La determinación, por momentos absurda, de continuar con la travesía, descansa en la necesidad de oponerse a la barbarie a través del rito cristiano del entierro: solo los animales y los indios no dan sepultura a sus muertos. Para sostenerse del lado de lo civilizado, la narradora también adopta un perro que encuentra por ahí y lo llama El lengua. Por un lado, una mascota implica la domesticación de un otro inferior, y, por otro, le pone ese nombre que la reasegura en la palabra, el lenguaje como marca de ingreso en la cultura. Una de las últimas cosas que pierde la narradora en manos de esta despersonalización que opera el desierto sobre ella -y sobre todos los personajes-, es el perro.

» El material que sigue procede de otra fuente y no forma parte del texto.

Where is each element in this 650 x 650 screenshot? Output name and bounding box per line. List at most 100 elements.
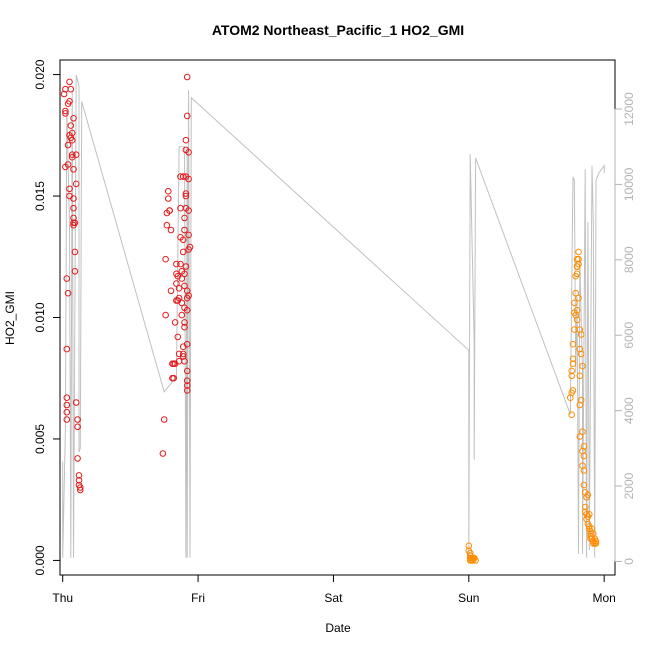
y-tick-label: 0.010: [33, 302, 47, 332]
data-point: [62, 110, 69, 117]
x-axis: Thu Fri Sat Sun Mon: [52, 574, 616, 605]
data-point: [159, 450, 167, 457]
data-point: [185, 292, 192, 299]
data-point: [66, 78, 73, 86]
data-point: [166, 207, 173, 214]
data-point: [74, 423, 81, 431]
data-point: [71, 248, 79, 256]
data-point: [181, 319, 188, 326]
data-points-layer: [60, 73, 600, 564]
data-point: [167, 226, 175, 234]
data-point: [182, 263, 190, 270]
data-point: [575, 248, 582, 256]
data-point: [179, 248, 187, 256]
data-point: [182, 136, 190, 144]
data-point: [183, 306, 191, 314]
data-point: [590, 540, 597, 547]
data-point: [573, 316, 581, 324]
y-tick-label: 0.015: [33, 181, 47, 211]
data-point: [72, 151, 80, 158]
data-point: [67, 122, 75, 129]
x-axis-label: Date: [325, 621, 351, 635]
data-point: [66, 98, 73, 105]
altitude-line: [62, 74, 605, 558]
data-point: [586, 511, 593, 518]
data-point: [568, 367, 576, 375]
data-point: [77, 484, 84, 491]
data-point: [580, 481, 588, 489]
data-point: [165, 187, 172, 195]
data-point: [575, 255, 582, 263]
data-point: [580, 443, 588, 450]
data-point: [576, 372, 584, 380]
data-point: [183, 73, 191, 81]
data-point: [179, 353, 187, 360]
data-point: [571, 299, 578, 307]
data-point: [181, 270, 188, 278]
data-point: [72, 399, 80, 406]
right-y-tick-label: 6000: [622, 322, 636, 349]
data-point: [62, 107, 69, 115]
data-point: [468, 554, 475, 562]
data-point: [183, 112, 191, 120]
data-point: [579, 428, 586, 436]
data-point: [171, 319, 179, 326]
data-point: [580, 452, 588, 460]
y-axis: 0.000 0.005 0.010 0.015 0.020: [33, 59, 61, 575]
data-point: [568, 411, 576, 419]
data-point: [63, 394, 71, 402]
data-point: [183, 382, 191, 389]
data-point: [178, 275, 186, 282]
data-point: [577, 331, 585, 338]
data-point: [569, 355, 577, 363]
x-tick-label: Sun: [458, 591, 479, 605]
data-point: [584, 491, 592, 499]
data-point: [66, 185, 73, 193]
data-point: [179, 236, 187, 244]
data-point: [181, 214, 188, 222]
data-point: [64, 161, 72, 168]
data-point: [179, 350, 187, 358]
data-point: [577, 350, 585, 358]
x-tick-label: Mon: [592, 591, 615, 605]
data-point: [64, 289, 72, 297]
data-point: [579, 362, 586, 370]
data-point: [183, 387, 191, 394]
data-point: [181, 282, 188, 290]
right-y-tick-label: 2000: [622, 472, 636, 499]
y-tick-label: 0.000: [33, 545, 47, 575]
data-point: [162, 255, 169, 263]
data-point: [63, 275, 71, 282]
data-point: [577, 396, 585, 404]
data-point: [160, 416, 168, 423]
right-y-tick-label: 12000: [622, 92, 636, 126]
data-point: [181, 226, 188, 234]
data-point: [178, 311, 186, 319]
data-point: [68, 151, 76, 158]
data-point: [580, 467, 588, 474]
data-point: [185, 175, 192, 183]
data-point: [569, 387, 577, 394]
right-y-tick-label: 10000: [622, 167, 636, 201]
x-tick-label: Thu: [52, 591, 73, 605]
chart-title: ATOM2 Northeast_Pacific_1 HO2_GMI: [212, 22, 464, 38]
data-point: [63, 408, 71, 416]
data-point: [575, 260, 582, 268]
data-point: [75, 477, 83, 484]
data-point: [175, 294, 183, 302]
altitude-trace-layer: [62, 74, 605, 558]
data-point: [67, 85, 75, 93]
x-tick-label: Fri: [191, 591, 205, 605]
data-point: [74, 416, 81, 423]
data-point: [70, 195, 77, 202]
data-point: [68, 136, 76, 144]
data-point: [70, 204, 77, 212]
data-point: [181, 357, 188, 365]
data-point: [186, 243, 194, 251]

El relato se construye como una tragedia desde el título -que alude a una frase de la obra La tragedia de Macbeth de Shakespeare. Contra viento y marea, van a enterrar a la muerta y el texto nos hace saber mediante indicios que esa determinación no es la mejor, lo que se conoce en el lenguaje de la novela como “mal agüero”. Los signos de que las cosas pueden salir mal, proliferan: está por desatarse una tormenta, la carreta es seguida por pájaros carroñeros, y apenas comienzan la marcha, atropellan un animal. Dice el conductor de la carreta, al que contrataron para emprender este viaje, luego de tener un accidente: “Ya me lo habían dicho en el pueblo y hasta me lo dijeron varios. Con esas no, mal agüero, juntadera de problemas, viven en casa rodeada de perros, reciben gente del fortín que entra y sale, cada tanto. Pura maldición llevan esas, acarrean, levantan desgracia, la sueltan en cualquier parte, con ellas va la malaria. A esa casa no se acerque, avisaron: vienen del campo a la ciudad, echadas por la mala suerte, rompen lo que tocan”.
Lo último, y una de las cosas más destacables de esta novela, es que no solo viene a echar una luz nueva sobre la tradición literaria argentina, sino que además, en un giro paradójico, suma color a la producción literaria actual que, últimamente, nos tiene acostumbrados a cierta homogeneidad en temas y formas.